Während der Finanzkrise von 2008 drohte eine Rezession, Unternehmen wollten nicht mehr investieren. Die Zentralbanken – die nationalen Zentralbanken und die EZB – haben als Reaktion darauf ihre Leitzinsen stark gesenkt. WU-Ökonomin Hannelore De Silva sagt: „Die EZB verlangt momentan von Geschäftsbanken sogar negative Zinsen. Damit soll erreicht werden, dass Banken, anstatt negative Zinsen bei der EZB zu akzeptieren, lieber das Geld Unternehmen und Privatleuten als Kredite zur Verfügung stellen. Damit sollen Investitionen angeregt, Konsum ausgeweitet und insgesamt die Wirtschaft belebt werden.“

Werden die Zinsen niedrig bleiben?

Das erklärte Ziel der EZB ist eine Inflationsrate von knapp unter zwei Prozent. Da die Inflationsraten derzeit aber nur bei etwa einem Prozent liegen und die Konjunktur eher schwach ist, wird die EZB ihre Niedrigzinspolitik aller Voraussicht nach fortsetzen. Kredite bleiben also auch weiterhin günstig.

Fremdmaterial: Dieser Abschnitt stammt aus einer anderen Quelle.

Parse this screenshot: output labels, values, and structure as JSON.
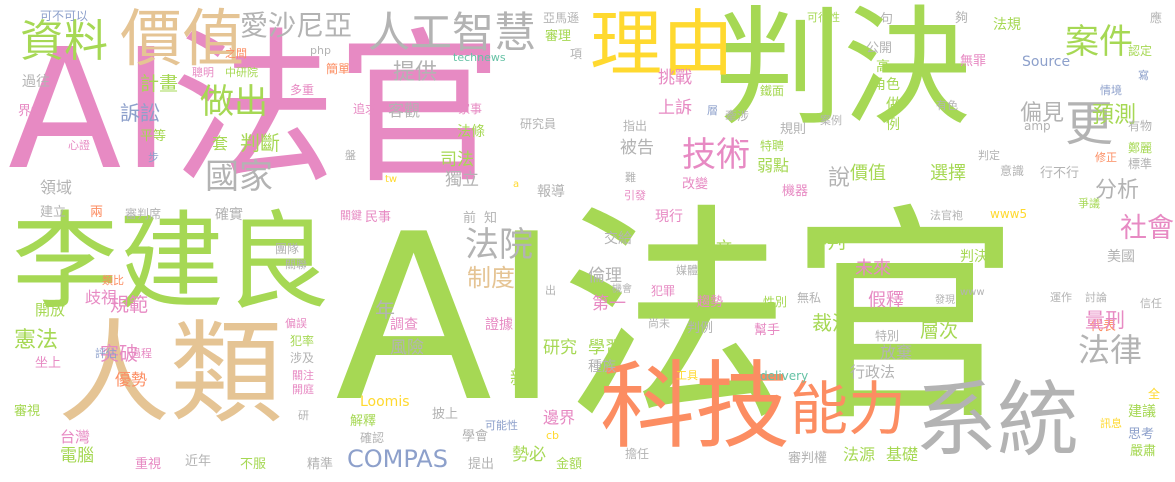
{
  "words": [
    {
      "id": "ai-fa-guan-pink",
      "text": "AI法官",
      "color": "pink"
    },
    {
      "id": "ai-fa-guan-green",
      "text": "AI法官",
      "color": "green"
    },
    {
      "id": "pan-jue",
      "text": "判決",
      "color": "green"
    },
    {
      "id": "li-jian-liang",
      "text": "李建良",
      "color": "green"
    },
    {
      "id": "ren-lei",
      "text": "人類",
      "color": "tan"
    },
    {
      "id": "ke-ji",
      "text": "科技",
      "color": "orange"
    },
    {
      "id": "xi-tong",
      "text": "系統",
      "color": "gray"
    },
    {
      "id": "li-you",
      "text": "理由",
      "color": "yellow"
    },
    {
      "id": "jia-zhi-large",
      "text": "價值",
      "color": "tan"
    },
    {
      "id": "neng-li",
      "text": "能力",
      "color": "orange"
    },
    {
      "id": "ren-gong-zhi-hui",
      "text": "人工智慧",
      "color": "gray"
    },
    {
      "id": "zi-liao",
      "text": "資料",
      "color": "green"
    },
    {
      "id": "ai-sha-ni-ya",
      "text": "愛沙尼亞",
      "color": "gray"
    },
    {
      "id": "an-jian",
      "text": "案件",
      "color": "green"
    },
    {
      "id": "geng",
      "text": "更",
      "color": "gray"
    },
    {
      "id": "zuo-chu",
      "text": "做出",
      "color": "green"
    },
    {
      "id": "guo-jia",
      "text": "國家",
      "color": "gray"
    },
    {
      "id": "ji-shu",
      "text": "技術",
      "color": "pink"
    },
    {
      "id": "fa-yuan",
      "text": "法院",
      "color": "gray"
    },
    {
      "id": "she-hui",
      "text": "社會",
      "color": "pink"
    },
    {
      "id": "fa-lu",
      "text": "法律",
      "color": "gray"
    },
    {
      "id": "compas",
      "text": "COMPAS",
      "color": "blue"
    },
    {
      "id": "yu-ce",
      "text": "預測",
      "color": "green"
    },
    {
      "id": "fen-xi",
      "text": "分析",
      "color": "gray"
    },
    {
      "id": "shuo",
      "text": "說",
      "color": "gray"
    },
    {
      "id": "pian-jian",
      "text": "偏見",
      "color": "gray"
    },
    {
      "id": "ti-gong",
      "text": "提供",
      "color": "gray"
    },
    {
      "id": "ji-hua",
      "text": "計畫",
      "color": "green"
    },
    {
      "id": "su-song",
      "text": "訴訟",
      "color": "blue"
    },
    {
      "id": "ping-deng",
      "text": "平等",
      "color": "green"
    },
    {
      "id": "xin-xin",
      "text": "心證",
      "color": "pink"
    },
    {
      "id": "bu",
      "text": "步",
      "color": "blue"
    },
    {
      "id": "ling-yu",
      "text": "領域",
      "color": "gray"
    },
    {
      "id": "liang",
      "text": "兩",
      "color": "orange"
    },
    {
      "id": "shen-pan-xi",
      "text": "審判席",
      "color": "gray"
    },
    {
      "id": "jian-li",
      "text": "建立",
      "color": "gray"
    },
    {
      "id": "lei-bi",
      "text": "類比",
      "color": "orange"
    },
    {
      "id": "qi-shi",
      "text": "歧視",
      "color": "pink"
    },
    {
      "id": "kai-fang",
      "text": "開放",
      "color": "green"
    },
    {
      "id": "gui-fan",
      "text": "規範",
      "color": "pink"
    },
    {
      "id": "xian-fa",
      "text": "憲法",
      "color": "green"
    },
    {
      "id": "tu-po",
      "text": "突破",
      "color": "pink"
    },
    {
      "id": "you-shi",
      "text": "優勢",
      "color": "orange"
    },
    {
      "id": "ping-gu",
      "text": "評估",
      "color": "blue"
    },
    {
      "id": "guo-cheng",
      "text": "過程",
      "color": "pink"
    },
    {
      "id": "zuo-shang",
      "text": "坐上",
      "color": "pink"
    },
    {
      "id": "shen-shi",
      "text": "審視",
      "color": "green"
    },
    {
      "id": "tai-wan",
      "text": "台灣",
      "color": "pink"
    },
    {
      "id": "dian-nao",
      "text": "電腦",
      "color": "green"
    },
    {
      "id": "zhong-shi",
      "text": "重視",
      "color": "pink"
    },
    {
      "id": "jin-nian",
      "text": "近年",
      "color": "gray"
    },
    {
      "id": "bu-fu",
      "text": "不服",
      "color": "green"
    },
    {
      "id": "jing-zhun",
      "text": "精準",
      "color": "gray"
    },
    {
      "id": "ti-chu",
      "text": "提出",
      "color": "gray"
    },
    {
      "id": "shi-bi",
      "text": "勢必",
      "color": "green"
    },
    {
      "id": "jin-e",
      "text": "金額",
      "color": "green"
    },
    {
      "id": "dan-ren",
      "text": "擔任",
      "color": "gray"
    },
    {
      "id": "shen-pan-quan",
      "text": "審判權",
      "color": "gray"
    },
    {
      "id": "fa-yuan-source",
      "text": "法源",
      "color": "green"
    },
    {
      "id": "ji-chu",
      "text": "基礎",
      "color": "green"
    },
    {
      "id": "yan-su",
      "text": "嚴肅",
      "color": "green"
    },
    {
      "id": "si-kao",
      "text": "思考",
      "color": "blue"
    },
    {
      "id": "jian-yi",
      "text": "建議",
      "color": "green"
    },
    {
      "id": "quan",
      "text": "全",
      "color": "yellow"
    },
    {
      "id": "xun-xi",
      "text": "訊息",
      "color": "yellow"
    },
    {
      "id": "ying",
      "text": "應",
      "color": "gray"
    },
    {
      "id": "ren-ding",
      "text": "認定",
      "color": "green"
    },
    {
      "id": "xie",
      "text": "寫",
      "color": "blue"
    },
    {
      "id": "gou",
      "text": "夠",
      "color": "gray"
    },
    {
      "id": "ju",
      "text": "句",
      "color": "gray"
    },
    {
      "id": "ke-xing-xing",
      "text": "可行性",
      "color": "green"
    },
    {
      "id": "fa-gui",
      "text": "法規",
      "color": "green"
    },
    {
      "id": "wu-zui",
      "text": "無罪",
      "color": "pink"
    },
    {
      "id": "gong-kai",
      "text": "公開",
      "color": "gray"
    },
    {
      "id": "gao",
      "text": "高",
      "color": "green"
    },
    {
      "id": "jiao-se",
      "text": "角色",
      "color": "green"
    },
    {
      "id": "source",
      "text": "Source",
      "color": "blue"
    },
    {
      "id": "zuo",
      "text": "做",
      "color": "green"
    },
    {
      "id": "lie",
      "text": "例",
      "color": "green"
    },
    {
      "id": "qing-jing",
      "text": "情境",
      "color": "blue"
    },
    {
      "id": "you-se",
      "text": "有色",
      "color": "gray"
    },
    {
      "id": "amp",
      "text": "amp",
      "color": "gray"
    },
    {
      "id": "you-wu",
      "text": "有物",
      "color": "gray"
    },
    {
      "id": "zheng-li",
      "text": "鄭麗",
      "color": "green"
    },
    {
      "id": "biao-zhun",
      "text": "標準",
      "color": "gray"
    },
    {
      "id": "xiu-zheng",
      "text": "修正",
      "color": "orange"
    },
    {
      "id": "yi-shi",
      "text": "意識",
      "color": "gray"
    },
    {
      "id": "xing-bu-xing",
      "text": "行不行",
      "color": "gray"
    },
    {
      "id": "pan-ding",
      "text": "判定",
      "color": "gray"
    },
    {
      "id": "zheng-yi",
      "text": "爭議",
      "color": "green"
    },
    {
      "id": "fa-guan-pao",
      "text": "法官袍",
      "color": "gray"
    },
    {
      "id": "www5",
      "text": "www5",
      "color": "yellow"
    },
    {
      "id": "pan-jue-shu",
      "text": "判決書",
      "color": "green"
    },
    {
      "id": "mei-guo",
      "text": "美國",
      "color": "gray"
    },
    {
      "id": "www",
      "text": "www",
      "color": "gray"
    },
    {
      "id": "fa-xian",
      "text": "發現",
      "color": "gray"
    },
    {
      "id": "yun-zuo",
      "text": "運作",
      "color": "gray"
    },
    {
      "id": "tao-lun",
      "text": "討論",
      "color": "gray"
    },
    {
      "id": "xin-ren",
      "text": "信任",
      "color": "gray"
    },
    {
      "id": "dai-biao",
      "text": "代表",
      "color": "orange"
    },
    {
      "id": "jia-shi",
      "text": "假釋",
      "color": "pink"
    },
    {
      "id": "liang-xing",
      "text": "量刑",
      "color": "pink"
    },
    {
      "id": "ceng-ci",
      "text": "層次",
      "color": "green"
    },
    {
      "id": "te-bie",
      "text": "特別",
      "color": "gray"
    },
    {
      "id": "fang-qi",
      "text": "放棄",
      "color": "gray"
    },
    {
      "id": "xing-zheng-fa",
      "text": "行政法",
      "color": "gray"
    },
    {
      "id": "delivery",
      "text": "delivery",
      "color": "teal"
    },
    {
      "id": "gong-ju",
      "text": "工具",
      "color": "yellow"
    },
    {
      "id": "bang-shou",
      "text": "幫手",
      "color": "pink"
    },
    {
      "id": "pan-li",
      "text": "判例",
      "color": "gray"
    },
    {
      "id": "shang-wei",
      "text": "尚未",
      "color": "gray"
    },
    {
      "id": "fan-zui",
      "text": "犯罪",
      "color": "pink"
    },
    {
      "id": "ji-hui",
      "text": "機會",
      "color": "gray"
    },
    {
      "id": "qu-shi",
      "text": "趨勢",
      "color": "pink"
    },
    {
      "id": "xing-bie",
      "text": "性別",
      "color": "green"
    },
    {
      "id": "wu-si",
      "text": "無私",
      "color": "gray"
    },
    {
      "id": "cai-jue",
      "text": "裁決",
      "color": "green"
    },
    {
      "id": "wei-lai",
      "text": "未來",
      "color": "pink"
    },
    {
      "id": "shen-pan",
      "text": "審判",
      "color": "green"
    },
    {
      "id": "ren-wen",
      "text": "人文",
      "color": "green"
    },
    {
      "id": "lun-li",
      "text": "倫理",
      "color": "gray"
    },
    {
      "id": "di-yi",
      "text": "第一",
      "color": "pink"
    },
    {
      "id": "xue-xi",
      "text": "學習",
      "color": "green"
    },
    {
      "id": "zhong-zu",
      "text": "種族",
      "color": "gray"
    },
    {
      "id": "mei-ti",
      "text": "媒體",
      "color": "gray"
    },
    {
      "id": "xian-xing",
      "text": "現行",
      "color": "pink"
    },
    {
      "id": "jiao-gei",
      "text": "交給",
      "color": "gray"
    },
    {
      "id": "bian-jie",
      "text": "邊界",
      "color": "pink"
    },
    {
      "id": "cb",
      "text": "cb",
      "color": "yellow"
    },
    {
      "id": "xue-hui",
      "text": "學會",
      "color": "gray"
    },
    {
      "id": "yan-jiu",
      "text": "研究",
      "color": "green"
    },
    {
      "id": "xin",
      "text": "新",
      "color": "green"
    },
    {
      "id": "ke-neng-xing",
      "text": "可能性",
      "color": "blue"
    },
    {
      "id": "zheng-ju",
      "text": "證據",
      "color": "pink"
    },
    {
      "id": "pi-shang",
      "text": "披上",
      "color": "gray"
    },
    {
      "id": "jie-shi",
      "text": "解釋",
      "color": "green"
    },
    {
      "id": "que-ren",
      "text": "確認",
      "color": "gray"
    },
    {
      "id": "loomis",
      "text": "Loomis",
      "color": "yellow"
    },
    {
      "id": "feng-xian",
      "text": "風險",
      "color": "gray"
    },
    {
      "id": "tiao-cha",
      "text": "調查",
      "color": "pink"
    },
    {
      "id": "zhi-du",
      "text": "制度",
      "color": "tan"
    },
    {
      "id": "nian",
      "text": "年",
      "color": "gray"
    },
    {
      "id": "chu",
      "text": "出",
      "color": "gray"
    },
    {
      "id": "fan-lv",
      "text": "犯率",
      "color": "green"
    },
    {
      "id": "she-ji",
      "text": "涉及",
      "color": "gray"
    },
    {
      "id": "guan-zhu",
      "text": "關注",
      "color": "pink"
    },
    {
      "id": "kai-ting",
      "text": "開庭",
      "color": "pink"
    },
    {
      "id": "yan",
      "text": "研",
      "color": "gray"
    },
    {
      "id": "pian-wu",
      "text": "偏誤",
      "color": "pink"
    },
    {
      "id": "tuan-dui",
      "text": "團隊",
      "color": "gray"
    },
    {
      "id": "guan-lian",
      "text": "關聯",
      "color": "gray"
    },
    {
      "id": "que-shi",
      "text": "確實",
      "color": "gray"
    },
    {
      "id": "min-shi",
      "text": "民事",
      "color": "pink"
    },
    {
      "id": "guan-jian",
      "text": "關鍵",
      "color": "pink"
    },
    {
      "id": "qian",
      "text": "前",
      "color": "gray"
    },
    {
      "id": "zhi",
      "text": "知",
      "color": "gray"
    },
    {
      "id": "bao-dao",
      "text": "報導",
      "color": "gray"
    },
    {
      "id": "du-li",
      "text": "獨立",
      "color": "gray"
    },
    {
      "id": "si-fa",
      "text": "司法",
      "color": "green"
    },
    {
      "id": "bei-gao",
      "text": "被告",
      "color": "gray"
    },
    {
      "id": "tw",
      "text": "tw",
      "color": "yellow"
    },
    {
      "id": "a",
      "text": "a",
      "color": "yellow"
    },
    {
      "id": "yan-jiu-yuan",
      "text": "研究員",
      "color": "gray"
    },
    {
      "id": "fa-tiao",
      "text": "法條",
      "color": "green"
    },
    {
      "id": "jia-shi-dup",
      "text": "家事",
      "color": "pink"
    },
    {
      "id": "zhui-qiu",
      "text": "追求",
      "color": "pink"
    },
    {
      "id": "pan",
      "text": "盤",
      "color": "gray"
    },
    {
      "id": "ke-guan",
      "text": "客觀",
      "color": "gray"
    },
    {
      "id": "tiao-zhan",
      "text": "挑戰",
      "color": "pink"
    },
    {
      "id": "shang-su",
      "text": "上訴",
      "color": "pink"
    },
    {
      "id": "tao",
      "text": "套",
      "color": "green"
    },
    {
      "id": "pan-duan",
      "text": "判斷",
      "color": "green"
    },
    {
      "id": "jia-zhi-small",
      "text": "價值",
      "color": "green"
    },
    {
      "id": "xuan-ze",
      "text": "選擇",
      "color": "green"
    },
    {
      "id": "ruo-dian",
      "text": "弱點",
      "color": "green"
    },
    {
      "id": "ji-qi",
      "text": "機器",
      "color": "pink"
    },
    {
      "id": "te-pin",
      "text": "特聘",
      "color": "green"
    },
    {
      "id": "nan",
      "text": "難",
      "color": "gray"
    },
    {
      "id": "yin-fa",
      "text": "引發",
      "color": "pink"
    },
    {
      "id": "gai-bian",
      "text": "改變",
      "color": "pink"
    },
    {
      "id": "gui-ze",
      "text": "規則",
      "color": "gray"
    },
    {
      "id": "an-li",
      "text": "案例",
      "color": "gray"
    },
    {
      "id": "zhi-chu",
      "text": "指出",
      "color": "gray"
    },
    {
      "id": "qian-she",
      "text": "牽涉",
      "color": "gray"
    },
    {
      "id": "ceng",
      "text": "層",
      "color": "blue"
    },
    {
      "id": "jian-mian",
      "text": "鐵面",
      "color": "green"
    },
    {
      "id": "ya-ma-xun",
      "text": "亞馬遜",
      "color": "gray"
    },
    {
      "id": "shen-li",
      "text": "審理",
      "color": "green"
    },
    {
      "id": "xiang",
      "text": "項",
      "color": "gray"
    },
    {
      "id": "technews",
      "text": "technews",
      "color": "teal"
    },
    {
      "id": "jian-dan",
      "text": "簡單",
      "color": "orange"
    },
    {
      "id": "duo-zhong",
      "text": "多重",
      "color": "pink"
    },
    {
      "id": "php",
      "text": "php",
      "color": "gray"
    },
    {
      "id": "zhi-jian",
      "text": "之間",
      "color": "orange"
    },
    {
      "id": "cong-ming",
      "text": "聰明",
      "color": "pink"
    },
    {
      "id": "zhong-yan-yuan",
      "text": "中研院",
      "color": "green"
    },
    {
      "id": "guo-wang",
      "text": "過往",
      "color": "gray"
    },
    {
      "id": "jie-xian",
      "text": "界線",
      "color": "pink"
    },
    {
      "id": "ke-bu-ke-yi",
      "text": "可不可以",
      "color": "blue"
    }
  ]
}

Welche Vorteile haben niedrige Zinsen?

Für Privatpersonen bedeuten niedrige Zinsen: Es ist leichter und billiger, einen Kredit zu bekommen. Die Traumwohnung oder das Traumauto rücken so für viele Menschen in erreichbare Nähe. Für Unternehmen und Start-ups gilt dasselbe: Sie erhalten leichter eine Finanzierung, es kann mehr investiert werden. Für wirtschaftlich daniederliegende Staaten ist die europäische Niedrigzinspolitik auch positiv: „Sie können sich in einem Niedrigzinsumfeld billiger und einfacher refinanzieren, also zum Beispiel Staatsanleihen ausgeben, um die Staatsausgaben besser zu bewältigen. Das hat natürlich gerade für Länder, die da vorher diesbezüglich in Schwierigkeiten waren, große Vorteile“, so Hannelore De Silva.

Haben niedrige Zinsen überhaupt Nachteile?

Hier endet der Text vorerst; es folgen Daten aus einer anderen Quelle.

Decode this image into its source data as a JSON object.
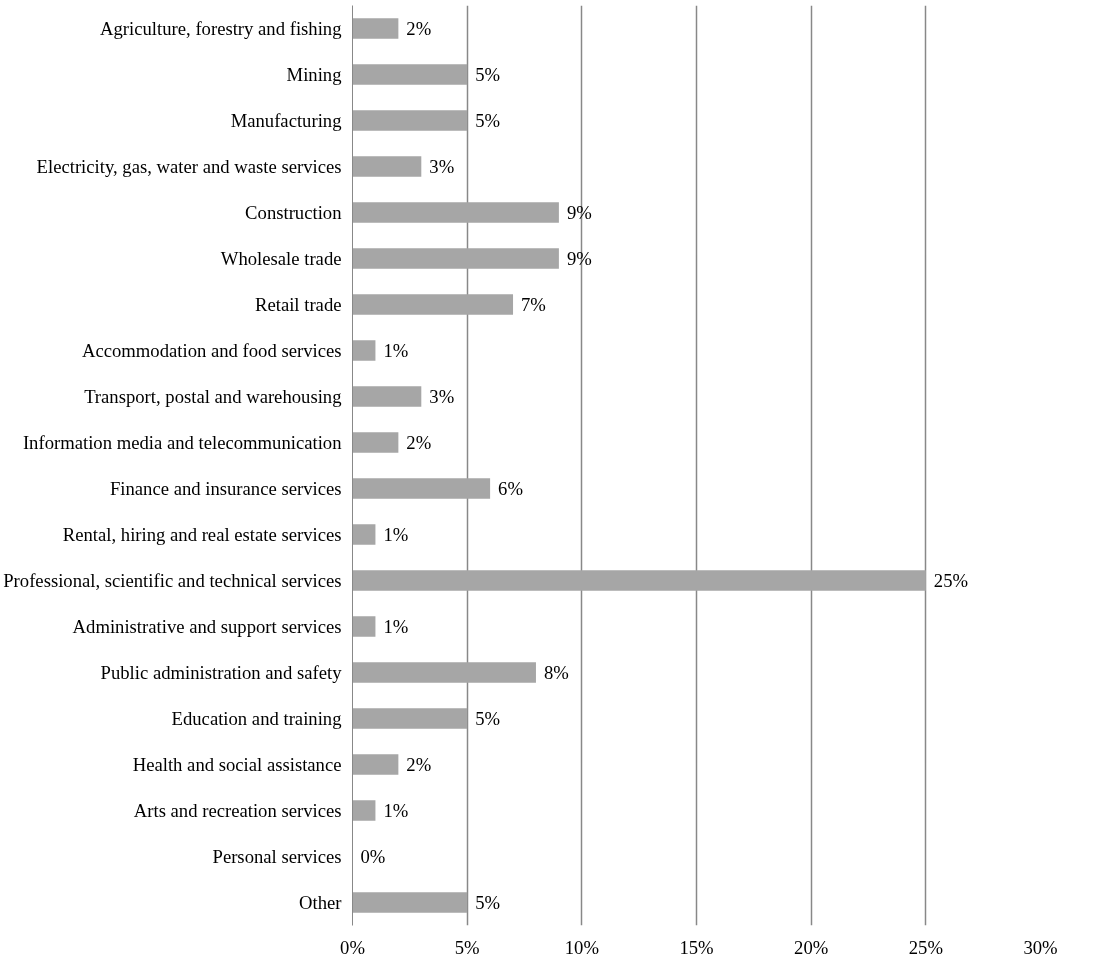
{
  "chart_data": {
    "type": "bar",
    "orientation": "horizontal",
    "categories": [
      "Agriculture, forestry and fishing",
      "Mining",
      "Manufacturing",
      "Electricity, gas, water and waste services",
      "Construction",
      "Wholesale trade",
      "Retail trade",
      "Accommodation and food services",
      "Transport, postal and warehousing",
      "Information media and telecommunication",
      "Finance and insurance services",
      "Rental, hiring and real estate services",
      "Professional, scientific and technical services",
      "Administrative and support services",
      "Public administration and safety",
      "Education and training",
      "Health and social assistance",
      "Arts and recreation services",
      "Personal services",
      "Other"
    ],
    "values": [
      2,
      5,
      5,
      3,
      9,
      9,
      7,
      1,
      3,
      2,
      6,
      1,
      25,
      1,
      8,
      5,
      2,
      1,
      0,
      5
    ],
    "value_labels": [
      "2%",
      "5%",
      "5%",
      "3%",
      "9%",
      "9%",
      "7%",
      "1%",
      "3%",
      "2%",
      "6%",
      "1%",
      "25%",
      "1%",
      "8%",
      "5%",
      "2%",
      "1%",
      "0%",
      "5%"
    ],
    "color": "#a6a6a6",
    "xlim": [
      0,
      30
    ],
    "xticks": [
      {
        "value": 0,
        "label": "0%"
      },
      {
        "value": 5,
        "label": "5%"
      },
      {
        "value": 10,
        "label": "10%"
      },
      {
        "value": 15,
        "label": "15%"
      },
      {
        "value": 20,
        "label": "20%"
      },
      {
        "value": 25,
        "label": "25%"
      },
      {
        "value": 30,
        "label": "30%"
      }
    ],
    "grid": "x"
  }
}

„Wer hofft, mit seinen Spareinlagen gute Zinserträge zu erhalten, wird enttäuscht. Wer höhere Zinsen will, ist vielleicht versucht, Alternativen zu wählen, die mehr Risiko bedeuten“, so die Wirtschaftswissenschaftlerin. „Haushalte mit größeren Spareinlagen interessieren sich dann vielleicht auch verstärkt für Immobilien, Luxusgüter, Rohstoffe, Beteiligungen, Hedgefonds, Kunstgegenstände und andere Anlagewerte, um bessere Erträge zu erzielen. Weil die Preise dort wegen der verstärkten Nachfrage steigen werden, kann das auf diesen Märkten allerdings dazu führen, dass es zu ‚Preisblasen‘ kommt, die Produkte viel teurer werden, als sie eigentlich wert sind.“

Welche Folgen hat es, wenn Banken durch die niedrigen Zinsen auf Kredite weniger an KreditnehmerInnen verdienen? „Sie werden dann verstärkt versuchen, durch Gebühren Geld zu verdienen, oder auch neue Dienstleistungen und mehr Digitalisierung anbieten“, sagt De Silva.

Und was passiert, wenn die Zinsen wieder steigen?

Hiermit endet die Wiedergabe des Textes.